Showing posts with label Southport. Show all posts
Showing posts with label Southport. Show all posts

Monday, 24 May 2021

Wet wet wet

My golfing group, the Visionaries, were fortunate enough to be invited to play Hillside near Southport on Friday. Hillside is a wonderful links course with high dunes and clever bunkering which test even the best of golfers, so we were all excited to be playing there. The hospitality was excellent, and the course was laid out as a hard task for us. All that would have been fine had it not been for the fact that it absolutely chucked it down for five hours or so leaving everybody soaked to the skin.

After a change of clothes and a few liveners in the bar though, all was forgotten and the camaraderie which is developing amongst us continued at a pace. So after getting home and drying out the kit, thoughts changed to The Mockbeggar Trophy which was hosted at Leasowe on the Wirral yesterday.

Mockbeggar is an old sailing term used to describe a 'lone house' and Leasowe golf course sits between the former Mockbeggar Hall and the sand bar known as Mockbeggar Wharf which is off shore in the Mersey estuary .Mockbeggar Hall is now part of the Leasowe Castle hotel. 

The competition involved teams of four golfers, one being the serving captain, another being a Junior  golfer and the other two players being one each from the division 1 and 2 categories dictated by handicap. We were doing pretty well until, yes you guessed it, the heavens opened with six holes to play, and the wheels came off. Some teams ran for cover but in true Wallasey style and in deference to our hosts, we pressed on, finished and probably ended up mid-table.

The Leasowe hospitality was great and it was sad for them that the weather was unkind. Well done to Gathurst golf club near Wigan, who won. The event has been running for 30 years now broken only by Covid restrictions last year, so long may it continue. Now time to dry the kit out again for another crack at Wallasey this afternoon!

Monday, 30 November 2009

Bill Badger strikes again

Hasn't it been raining recently? My poor old mum in Plymouth has been battered, the Argyle game at the weekend being abandoned midway through the second half . The residents of Cockermouth in Cumbria, and Workington, up the way, have had their communities devastated by flooding. Bridges lie on the river beds they once traversed, and property and businesses have been wrecked beyond salvation. The people of Bradcaster in Cornwall will be looking up Country with every sympathy.

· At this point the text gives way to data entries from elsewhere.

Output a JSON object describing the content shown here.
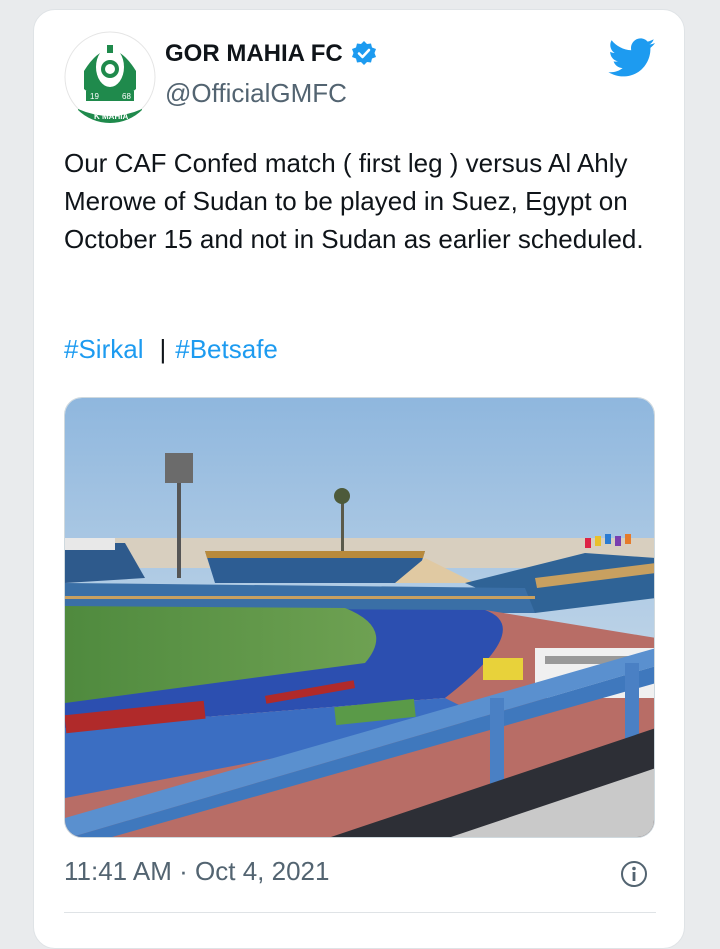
{
  "tweet": {
    "display_name": "GOR MAHIA FC",
    "handle": "@OfficialGMFC",
    "text": "Our CAF Confed match ( first leg ) versus Al Ahly Merowe of Sudan to be played in Suez, Egypt on October 15 and not in Sudan as earlier scheduled.",
    "hashtags": [
      "#Sirkal",
      "#Betsafe"
    ],
    "separator": "|",
    "timestamp": "11:41 AM · Oct 4, 2021"
  },
  "avatar": {
    "year_left": "19",
    "year_right": "68",
    "banner": "K MAHIA"
  },
  "colors": {
    "link": "#1d9bf0",
    "verified": "#1d9bf0",
    "text": "#0f1419",
    "muted": "#536471",
    "logo_green": "#1f8a4c"
  },
  "icons": {
    "verified": "verified-badge-icon",
    "bird": "twitter-bird-icon",
    "info": "info-icon"
  }
}
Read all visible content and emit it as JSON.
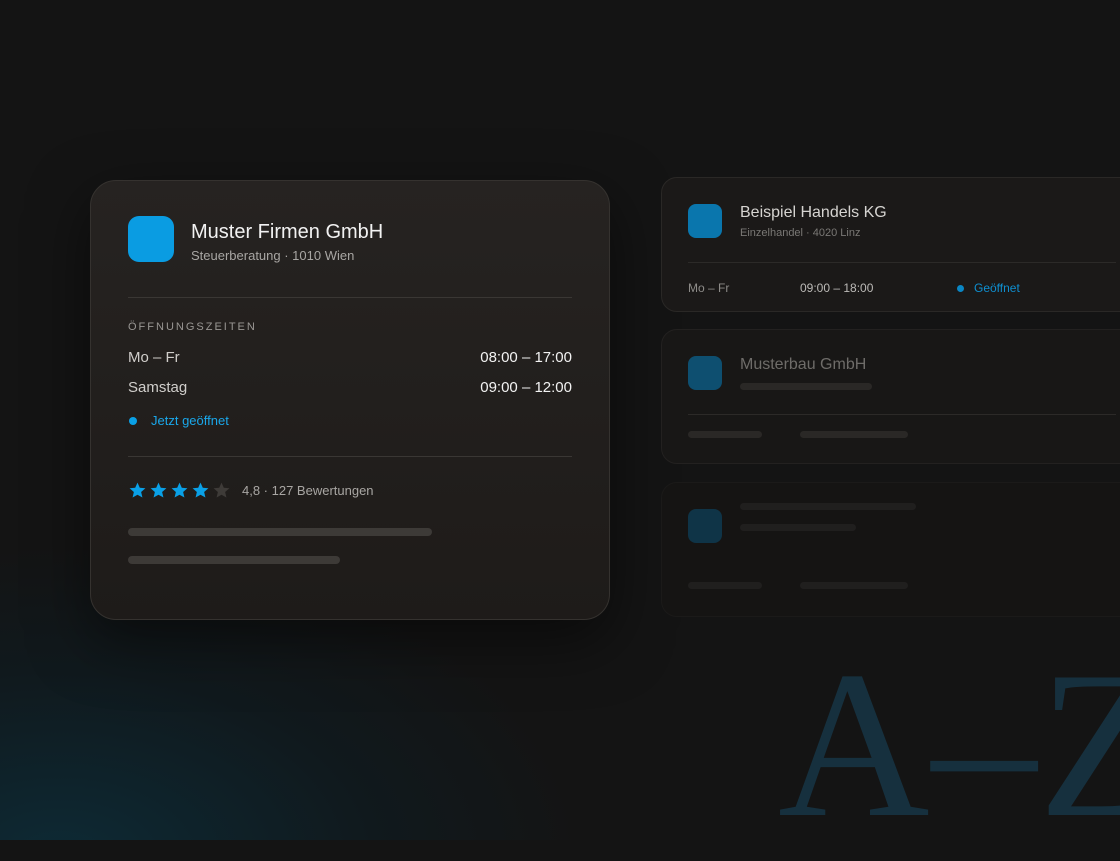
{
  "background": {
    "watermark": "A–Z"
  },
  "colors": {
    "accent": "#0a9ce2",
    "open_status": "#1aa7ea",
    "star_empty": "#3e3b38"
  },
  "featured": {
    "logo_icon": "company-logo-icon",
    "name": "Muster Firmen GmbH",
    "subtitle": "Steuerberatung · 1010 Wien",
    "hours_label": "ÖFFNUNGSZEITEN",
    "hours": [
      {
        "day": "Mo – Fr",
        "time": "08:00 – 17:00"
      },
      {
        "day": "Samstag",
        "time": "09:00 – 12:00"
      }
    ],
    "status": "Jetzt geöffnet",
    "rating": {
      "stars_filled": 4,
      "stars_total": 5,
      "text": "4,8 · 127 Bewertungen"
    }
  },
  "listings": [
    {
      "name": "Beispiel Handels KG",
      "subtitle": "Einzelhandel · 4020 Linz",
      "day": "Mo – Fr",
      "time": "09:00 – 18:00",
      "status": "Geöffnet"
    },
    {
      "name": "Musterbau GmbH"
    }
  ]
}
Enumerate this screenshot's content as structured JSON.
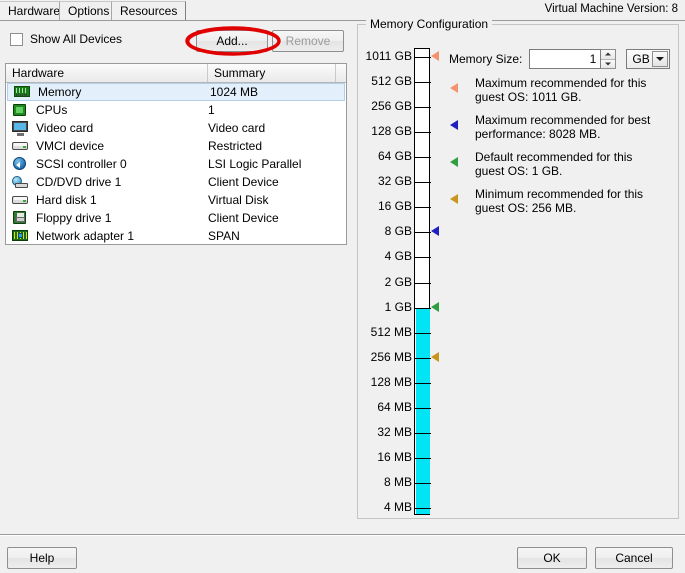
{
  "window": {
    "vm_version": "Virtual Machine Version: 8"
  },
  "tabs": [
    {
      "label": "Hardware",
      "active": true
    },
    {
      "label": "Options",
      "active": false
    },
    {
      "label": "Resources",
      "active": false
    }
  ],
  "toolbar": {
    "show_all_devices_label": "Show All Devices",
    "show_all_devices_checked": false,
    "add_label": "Add...",
    "remove_label": "Remove",
    "remove_enabled": false,
    "annotation": "red-ellipse-around-add-button"
  },
  "hardware_table": {
    "columns": [
      "Hardware",
      "Summary"
    ],
    "rows": [
      {
        "icon": "memory-icon",
        "name": "Memory",
        "summary": "1024 MB",
        "selected": true
      },
      {
        "icon": "cpu-icon",
        "name": "CPUs",
        "summary": "1",
        "selected": false
      },
      {
        "icon": "video-card-icon",
        "name": "Video card",
        "summary": "Video card",
        "selected": false
      },
      {
        "icon": "vmci-device-icon",
        "name": "VMCI device",
        "summary": "Restricted",
        "selected": false
      },
      {
        "icon": "scsi-controller-icon",
        "name": "SCSI controller 0",
        "summary": "LSI Logic Parallel",
        "selected": false
      },
      {
        "icon": "cd-dvd-drive-icon",
        "name": "CD/DVD drive 1",
        "summary": "Client Device",
        "selected": false
      },
      {
        "icon": "hard-disk-icon",
        "name": "Hard disk 1",
        "summary": "Virtual Disk",
        "selected": false
      },
      {
        "icon": "floppy-drive-icon",
        "name": "Floppy drive 1",
        "summary": "Client Device",
        "selected": false
      },
      {
        "icon": "network-adapter-icon",
        "name": "Network adapter 1",
        "summary": "SPAN",
        "selected": false
      }
    ]
  },
  "memory_configuration": {
    "group_title": "Memory Configuration",
    "memory_size_label": "Memory Size:",
    "memory_size_value": "1",
    "unit_selected": "GB",
    "unit_options": [
      "MB",
      "GB"
    ],
    "slider": {
      "ticks": [
        "1011 GB",
        "512 GB",
        "256 GB",
        "128 GB",
        "64 GB",
        "32 GB",
        "16 GB",
        "8 GB",
        "4 GB",
        "2 GB",
        "1 GB",
        "512 MB",
        "256 MB",
        "128 MB",
        "64 MB",
        "32 MB",
        "16 MB",
        "8 MB",
        "4 MB"
      ],
      "fill_color": "#00e5f5",
      "fill_from_tick": "1 GB",
      "fill_to_tick": "4 MB",
      "markers": [
        {
          "name": "maximum-recommended-marker",
          "tick": "1011 GB",
          "color": "#f4936c"
        },
        {
          "name": "best-performance-marker",
          "tick": "8 GB",
          "color": "#1f1fbe"
        },
        {
          "name": "default-recommended-marker",
          "tick": "1 GB",
          "color": "#2f9e3f"
        },
        {
          "name": "minimum-recommended-marker",
          "tick": "256 MB",
          "color": "#c8951e"
        }
      ]
    },
    "notes": [
      {
        "color": "#f4936c",
        "text": "Maximum recommended for this guest OS: 1011 GB."
      },
      {
        "color": "#1f1fbe",
        "text": "Maximum recommended for best performance: 8028 MB."
      },
      {
        "color": "#2f9e3f",
        "text": "Default recommended for this guest OS: 1 GB."
      },
      {
        "color": "#c8951e",
        "text": "Minimum recommended for this guest OS: 256 MB."
      }
    ]
  },
  "footer": {
    "help_label": "Help",
    "ok_label": "OK",
    "cancel_label": "Cancel"
  }
}
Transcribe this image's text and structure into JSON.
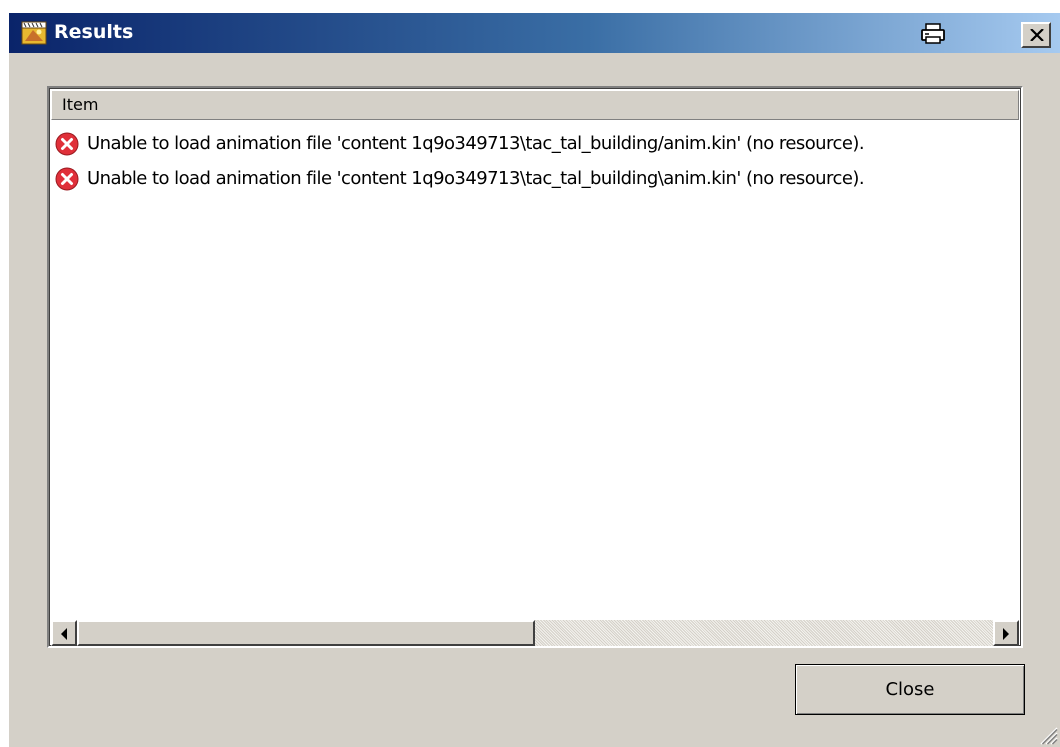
{
  "window": {
    "title": "Results",
    "icons": {
      "app": "app-icon",
      "print": "print-icon",
      "close": "close-icon"
    }
  },
  "list": {
    "column_header": "Item",
    "rows": [
      {
        "icon": "error-icon",
        "message": "Unable to load animation file 'content 1q9o349713\\tac_tal_building/anim.kin' (no resource)."
      },
      {
        "icon": "error-icon",
        "message": "Unable to load animation file 'content 1q9o349713\\tac_tal_building\\anim.kin' (no resource)."
      }
    ],
    "horizontal_scroll_fraction": 0.0
  },
  "buttons": {
    "close_label": "Close"
  },
  "colors": {
    "titlebar_start": "#0a246a",
    "titlebar_end": "#a6caf0",
    "face": "#d4d0c8",
    "error": "#e0303a"
  }
}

Imagine, then, my trepidation as I invited six rugby colleagues up to Southport of the fourth annual Dom Pedro golf tournament. November up North in the wettest November on record, not a good idea! The event is usually held mid-October in Portugal, and the name of the tournament is associated with the hotel we all stay in. I managed to win the individual and the team contest last year and had high hopes of retaining the trophies.

Things did not start off well though. Our hotel, The Prince of Wales, had booked us into double rooms as they had five coach loads of the 'grey pound' posse staying there for 'turkey and tinsel'. Z-beds were provided with the promise of room changes the next day.

We then arrived at Formby golf links as the heavens opened and dumped the aforementioned precipitation on us. On went the waterproofs, jumpers, thermal gloves and beanie hats and off we trudged.

My partner for the week, Adam, and I were playing Gareth and Bill Badger in our first round tussle. Now Bill Badger has been around the rugby club for years, he has played for most of the senior teams and has won kicking cups, golf trophies and man of the match awards consistently throughout his time there. He must be a great all rounder you may think, but no, not really.

In the same way that Scottish football teams might field A. Trialist, or B. Trialist in games to protect those players anonymity, so Bill Badger is a nom d'plume for people who go on tour and don't want to be recognised, or is a trophy winner filler in the years a pot is not played for. And so it came to be that as we were only seven on tour Bill became our eighth man.

On the first day he was represented by my father-in law, Marty, who I invited along as an early 70th birthday present. He showed his gratitude by sinking a thirty foot putt on the 17th to win 2 and 1, humf! The fact the rain cleared after three holes and we played in glorious Winter sunshine was small consolation to me.

On the second day at Formby Ladies, Bill was represented by a Liverpool acquaintance called Stu, who helped Gareth to a comfortable win, and took the day prize himself with 39 points. Saturday was again set fair and for part of the round we were playing in polo shirts it was so mild.

A night out in Liverpool in Alma d'Cuba until 3am did not sit well with the final match of the tour, played on the greens of the Hesketh club. Gareth did hang on to win again, so emulated my feat of last year winning the team and individual titles, on another rain free day.

It was great the lads travelled up to play and that they has a good time, we did agree however, that it would be back to The Algarve next year. Whether Bill is with us may well be influenced by the governments stance on bovine TB in the countryside.